Reinforcement Learning (RL) and Imitation Learning (IL) have made great progress in robotic control in recent years. However, these methods show obvious deterioration for new tasks that need to be completed through new combinations of actions. RL methods heavily rely on reward functions that cannot generalize well for new tasks, while IL methods are limited by expert demonstrations which do not cover new tasks. In contrast, humans can easily complete these tasks with the fragmented knowledge learned from task-agnostic experience. Inspired by this observation, this paper proposes a task-agnostic learning method (TAL for short) that can learn fragmented knowledge from task-agnostic data to accomplish new tasks. TAL consists of four stages. First, the task-agnostic exploration is performed to collect data from interactions with the environment. The collected data is organized via a knowledge graph. Compared with the previous sequential structure, the knowledge graph representation is more compact and fits better for environment exploration. Second, an action feature extractor is proposed and trained using the collected knowledge graph data for task-agnostic fragmented knowledge learning. Third, a candidate action generator is designed, which applies the action feature extractor on a new task to generate multiple candidate action sets. Finally, an action proposal is designed to produce the probabilities for actions in a new task according to the environmental information. The probabilities are then used to select actions to be executed from multiple candidate action sets to form the plan. Experiments on a virtual indoor scene show that the proposed method outperforms the state-of-the-art offline RL method: CQL by 35.28% and the IL method: BC by 22.22%.
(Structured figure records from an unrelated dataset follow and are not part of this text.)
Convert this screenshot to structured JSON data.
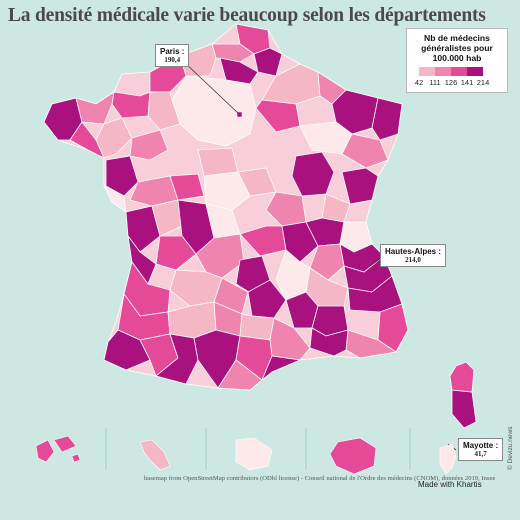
{
  "title": "La densité médicale varie beaucoup selon les départements",
  "legend": {
    "title": "Nb de médecins généralistes pour 100.000 hab",
    "colors": [
      "#fde9ea",
      "#f5b6c6",
      "#ef84ae",
      "#e54a98",
      "#a8117e"
    ],
    "breaks": [
      "42",
      "111",
      "126",
      "141",
      "214"
    ]
  },
  "callouts": {
    "paris": {
      "name": "Paris :",
      "value": "190,4"
    },
    "hautes_alpes": {
      "name": "Hautes-Alpes :",
      "value": "214,0"
    },
    "mayotte": {
      "name": "Mayotte :",
      "value": "41,7"
    }
  },
  "footer": {
    "source": "basemap from OpenStreetMap contributors (ODbl license) - Conseil national de l'Ordre des médecins (CNOM), données 2019, Insee",
    "made_with": "Made with Khartis",
    "copyright": "© Devizu.news"
  },
  "map_data": {
    "variable": "médecins généralistes pour 100.000 hab",
    "highlighted": [
      {
        "region": "Paris",
        "value": 190.4
      },
      {
        "region": "Hautes-Alpes",
        "value": 214.0
      },
      {
        "region": "Mayotte",
        "value": 41.7
      }
    ],
    "overseas_insets": [
      "Guadeloupe",
      "Martinique",
      "Guyane",
      "La Réunion",
      "Mayotte"
    ]
  }
}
翻译：近年来，强化学习和模仿学习在机器人控制领域取得了显著进展。然而，这些方法在需要通过动作的新组合来完成新任务时表现出明显的性能下降。强化学习严重依赖奖励函数，但奖励函数难以对新任务进行良好泛化；而模仿学习则受限于专家演示，无法覆盖新任务。相比之下，人类可以利用从任务无关经验中积累的碎片化知识轻松完成这些任务。受此启发，本文提出了一种任务无关的学习方法（简称TAL），能够从任务无关数据中学习碎片化知识，从而完成新任务。TAL包含四个阶段：首先，执行任务无关的探索，从与环境的交互中收集数据，并通过知识图谱组织收集到的数据。与以往的序列式结构相比，知识图谱表示更加紧凑，更适用于环境探索。其次，提出并训练一个动作特征提取器，利用收集的知识图谱数据进行任务无关的碎片化知识学习。第三，设计候选动作生成器，将动作特征提取器应用于新任务，生成多个候选动作集。最后，设计动作提议模块，根据环境信息为新任务中的动作生成概率，并利用这些概率从多个候选动作集中选择要执行的动作，以形成规划方案。在虚拟室内场景上的实验表明，所提方法比最先进的离线强化学习方法CQL性能提升35.28%，比模仿学习方法BC性能提升22.22%。